La technologie a aidé certaines agences à se tenir occupées. Beaux Villages Immobilier en Nouvelle Aquitaine a gardé le contact avec son mélange d’acheteurs nationaux et britanniques afin de pouvoir rebondir une fois que l’avenir après le déconfinement sera clair.

a déclaré Julie Savill, directrice du marketing : “Il y a une limite à ce que nous pouvons faire depuis chez nous, mais certaines de nos nouvelles mesures gagneront leur place en tant que nouvelles pratiques de travail permanentes. Nous effectuons des visionnages vidéo à trois ou quatre avec l’acheteur, le vendeur et nos agents, tous ensemble en ligne.

“Les transactions sont en voie d’achèvement, bien que plus lentement, car les notaires sont limités dans leur façon de travailler.

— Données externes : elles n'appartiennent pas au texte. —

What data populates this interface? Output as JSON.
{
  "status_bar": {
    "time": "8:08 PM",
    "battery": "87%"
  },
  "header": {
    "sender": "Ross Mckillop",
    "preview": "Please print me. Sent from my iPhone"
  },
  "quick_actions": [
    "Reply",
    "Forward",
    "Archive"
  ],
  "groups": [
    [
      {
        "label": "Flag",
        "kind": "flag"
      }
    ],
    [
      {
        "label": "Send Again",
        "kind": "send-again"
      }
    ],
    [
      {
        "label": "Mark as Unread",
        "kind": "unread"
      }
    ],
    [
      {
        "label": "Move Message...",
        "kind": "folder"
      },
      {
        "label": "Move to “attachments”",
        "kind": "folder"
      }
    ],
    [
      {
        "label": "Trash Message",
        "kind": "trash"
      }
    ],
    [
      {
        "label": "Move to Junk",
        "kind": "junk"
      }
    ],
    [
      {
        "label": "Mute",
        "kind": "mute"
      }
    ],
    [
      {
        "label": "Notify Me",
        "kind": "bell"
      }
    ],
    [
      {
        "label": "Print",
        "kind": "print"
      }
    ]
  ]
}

“Mais le trafic sur le site web a été important. Le désir de s’installer en France reste élevé, mais il doit s’accompagner d’une capacité à se déplacer.

“Quoi qu’il arrive dans les semaines ou les mois à venir, le marché intérieur est susceptible de rebondir fortement et rapidement. L’année dernière a été une année record en termes de ventes et, après la fermeture, nous devrions voir les citadins désireux de se tourner vers des propriétés plus rurales, avec de l’espace, des jardins et de l’intimité”.

Les Notaires de France l’ont également noté dans leurs perspectives immobilières trimestrielles du 20 avril.

Il a été plus optimiste, identifiant les points de vue à court, moyen et long terme.

À court terme, il s’agira d’une phase de rattrapage des activités interrompues par le verrouillage, mais le marché a besoin d’un démarrage coordonné.

À moyen terme, elle voit des “séquelles brutales” pendant des mois avec un vide prolongé et, dans une période normalement chargée, une chute des affaires. Le long terme est plus difficile à prévoir sans connaître l’impact économique du virus.

Si l’économie ralentit, le marché pourrait ne pas redémarrer avant la fin de l’année ou le début de 2021, mais sans le dynamisme de 2019.

Selon les notaires de France, le pays est dans une position beaucoup plus saine qu’après la crise financière de 2008-2009. “Le pouvoir d’achat des ménages et les conditions de financement sont meilleurs qu’en 2009. Néanmoins, on craint que les banques ne durcissent les conditions et ne repensent les cas plus faibles, notamment les primo-accédants.

“La demande continue d’être alimentée par des taux d’intérêt très attractifs et l’immobilier reste un havre de paix”.

Le pronostic, comme pour tous les secteurs, repose sur la réussite du plan de déconfinement du gouvernement et sur la possibilité d’éviter une deuxième vague de virus. En cas de succès, les notaires de France affirment que le marché “rebondit”.

Cependant, si la pandémie revient, le marché immobilier “sera mis à rude épreuve”, mais “il n’y a aucune difficulté que nous ne puissions maîtriser”.